Dans la zone du houppier et des racines, les arbres réagissent très nettement à la perte des bourgeons à l’extrémité des pousses, là où se forme la majorité des substances de croissance. Des bourgeons jusque-là dormants sur les parties indemnes des branches et du tronc se révèlent tout à coup actifs, ou de nouveaux bourgeons (bourgeons adventifs) se constituent et se développent, non seulement en position latérale, mais aussi sur les faces inférieure et supérieure des rameaux, ce qui peut donner lieu à des ramifications très fines et très denses.
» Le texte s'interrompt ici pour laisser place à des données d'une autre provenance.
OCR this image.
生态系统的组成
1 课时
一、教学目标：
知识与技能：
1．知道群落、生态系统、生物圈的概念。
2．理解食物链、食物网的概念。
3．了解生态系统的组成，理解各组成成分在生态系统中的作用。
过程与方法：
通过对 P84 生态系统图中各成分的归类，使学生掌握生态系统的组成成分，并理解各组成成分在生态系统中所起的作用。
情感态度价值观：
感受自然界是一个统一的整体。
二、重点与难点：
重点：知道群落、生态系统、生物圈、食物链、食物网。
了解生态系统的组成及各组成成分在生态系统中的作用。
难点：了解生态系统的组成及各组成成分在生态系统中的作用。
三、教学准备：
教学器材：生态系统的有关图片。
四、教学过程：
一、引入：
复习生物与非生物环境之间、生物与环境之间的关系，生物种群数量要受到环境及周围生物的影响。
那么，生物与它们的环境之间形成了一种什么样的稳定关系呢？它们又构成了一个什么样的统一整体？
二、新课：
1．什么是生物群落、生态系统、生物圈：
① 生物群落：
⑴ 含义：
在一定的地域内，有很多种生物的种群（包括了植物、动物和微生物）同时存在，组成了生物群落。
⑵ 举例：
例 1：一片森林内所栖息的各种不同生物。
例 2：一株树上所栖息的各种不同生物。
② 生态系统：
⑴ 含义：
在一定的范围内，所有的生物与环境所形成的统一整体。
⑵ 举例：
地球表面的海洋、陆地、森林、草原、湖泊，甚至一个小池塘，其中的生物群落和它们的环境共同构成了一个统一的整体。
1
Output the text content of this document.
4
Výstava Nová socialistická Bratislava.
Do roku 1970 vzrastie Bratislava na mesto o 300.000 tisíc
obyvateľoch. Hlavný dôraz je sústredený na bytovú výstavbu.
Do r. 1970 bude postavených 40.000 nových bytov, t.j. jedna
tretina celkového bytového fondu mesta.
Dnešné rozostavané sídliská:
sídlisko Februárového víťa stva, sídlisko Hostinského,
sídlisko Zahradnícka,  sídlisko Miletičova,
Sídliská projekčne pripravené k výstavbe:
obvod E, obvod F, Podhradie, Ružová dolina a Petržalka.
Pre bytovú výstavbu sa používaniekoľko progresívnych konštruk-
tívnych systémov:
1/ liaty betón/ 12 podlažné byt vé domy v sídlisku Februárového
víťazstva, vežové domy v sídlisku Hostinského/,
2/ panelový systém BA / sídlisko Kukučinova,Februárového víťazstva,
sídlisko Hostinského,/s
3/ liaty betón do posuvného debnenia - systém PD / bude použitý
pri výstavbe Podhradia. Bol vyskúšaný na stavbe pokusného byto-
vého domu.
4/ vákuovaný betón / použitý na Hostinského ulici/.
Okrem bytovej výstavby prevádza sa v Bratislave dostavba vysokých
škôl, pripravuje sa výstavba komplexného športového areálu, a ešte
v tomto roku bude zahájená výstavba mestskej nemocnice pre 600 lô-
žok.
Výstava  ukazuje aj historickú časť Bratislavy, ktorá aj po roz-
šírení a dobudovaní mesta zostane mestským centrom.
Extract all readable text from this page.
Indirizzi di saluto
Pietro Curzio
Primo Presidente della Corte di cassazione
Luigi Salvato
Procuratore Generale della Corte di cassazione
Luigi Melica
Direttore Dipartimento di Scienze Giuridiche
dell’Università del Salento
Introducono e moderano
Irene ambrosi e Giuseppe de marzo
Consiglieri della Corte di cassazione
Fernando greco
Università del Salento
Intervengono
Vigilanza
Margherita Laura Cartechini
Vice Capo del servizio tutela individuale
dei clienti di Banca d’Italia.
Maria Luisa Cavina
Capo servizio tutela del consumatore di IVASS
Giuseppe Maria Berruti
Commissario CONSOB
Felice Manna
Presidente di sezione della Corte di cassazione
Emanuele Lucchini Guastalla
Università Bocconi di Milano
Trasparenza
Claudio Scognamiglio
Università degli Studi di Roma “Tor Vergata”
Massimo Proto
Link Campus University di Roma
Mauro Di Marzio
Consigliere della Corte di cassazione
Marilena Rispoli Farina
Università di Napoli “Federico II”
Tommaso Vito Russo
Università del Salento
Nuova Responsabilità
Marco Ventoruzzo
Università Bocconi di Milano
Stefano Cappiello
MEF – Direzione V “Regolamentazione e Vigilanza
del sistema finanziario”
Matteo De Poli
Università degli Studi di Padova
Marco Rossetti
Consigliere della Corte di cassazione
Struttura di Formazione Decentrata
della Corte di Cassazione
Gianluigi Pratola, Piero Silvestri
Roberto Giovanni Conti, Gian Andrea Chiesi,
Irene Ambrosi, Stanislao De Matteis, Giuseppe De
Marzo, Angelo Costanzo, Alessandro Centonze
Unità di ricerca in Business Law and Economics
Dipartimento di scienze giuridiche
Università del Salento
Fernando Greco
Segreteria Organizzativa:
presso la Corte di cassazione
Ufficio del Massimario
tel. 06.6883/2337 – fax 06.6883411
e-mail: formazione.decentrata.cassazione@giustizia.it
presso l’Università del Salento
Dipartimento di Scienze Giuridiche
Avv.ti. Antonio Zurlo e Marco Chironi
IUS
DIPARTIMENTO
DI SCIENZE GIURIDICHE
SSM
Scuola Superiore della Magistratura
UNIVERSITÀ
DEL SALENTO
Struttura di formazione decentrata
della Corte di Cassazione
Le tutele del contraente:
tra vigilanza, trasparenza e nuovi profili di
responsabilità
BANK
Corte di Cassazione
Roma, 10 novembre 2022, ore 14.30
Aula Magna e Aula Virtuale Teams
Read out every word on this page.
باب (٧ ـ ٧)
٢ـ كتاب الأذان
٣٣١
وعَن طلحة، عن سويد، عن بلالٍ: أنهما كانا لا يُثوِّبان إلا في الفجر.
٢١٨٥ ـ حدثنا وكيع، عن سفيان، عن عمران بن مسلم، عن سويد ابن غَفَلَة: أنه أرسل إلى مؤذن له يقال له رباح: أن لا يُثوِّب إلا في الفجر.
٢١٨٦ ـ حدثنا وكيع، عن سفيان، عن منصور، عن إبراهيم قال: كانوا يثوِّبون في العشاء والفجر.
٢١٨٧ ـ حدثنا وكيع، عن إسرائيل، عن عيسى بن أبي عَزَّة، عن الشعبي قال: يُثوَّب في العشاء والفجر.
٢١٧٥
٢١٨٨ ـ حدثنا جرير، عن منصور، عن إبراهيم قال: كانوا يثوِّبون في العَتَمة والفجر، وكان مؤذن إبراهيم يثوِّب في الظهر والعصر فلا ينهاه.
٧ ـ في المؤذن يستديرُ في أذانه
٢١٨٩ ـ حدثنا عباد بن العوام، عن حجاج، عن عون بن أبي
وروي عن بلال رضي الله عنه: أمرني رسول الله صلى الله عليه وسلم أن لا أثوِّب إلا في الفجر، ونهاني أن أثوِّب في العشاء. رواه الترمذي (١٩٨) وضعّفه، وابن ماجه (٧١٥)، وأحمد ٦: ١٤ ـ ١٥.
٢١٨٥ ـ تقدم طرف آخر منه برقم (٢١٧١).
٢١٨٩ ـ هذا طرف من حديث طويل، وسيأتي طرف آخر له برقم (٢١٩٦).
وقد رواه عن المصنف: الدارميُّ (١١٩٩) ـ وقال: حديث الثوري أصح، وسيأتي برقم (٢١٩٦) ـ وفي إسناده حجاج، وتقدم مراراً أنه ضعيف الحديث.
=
De surcroît, comme les pousses annuelles sont très courtes, les aiguilles se concentrent dans un «manteau d’aiguilles» très dense à la surface du houppier. Souvent, seules les branches proches du sol sont fortement prolongées et peuvent se retrouver à même le sol et enracinées. Il n’est pas rare qu’à partir de telles branches prolongées qui présentent un contact avec le sol et un enracinement, se forment de nouveaux troncs grâce au redressement de l’extrémité des branches.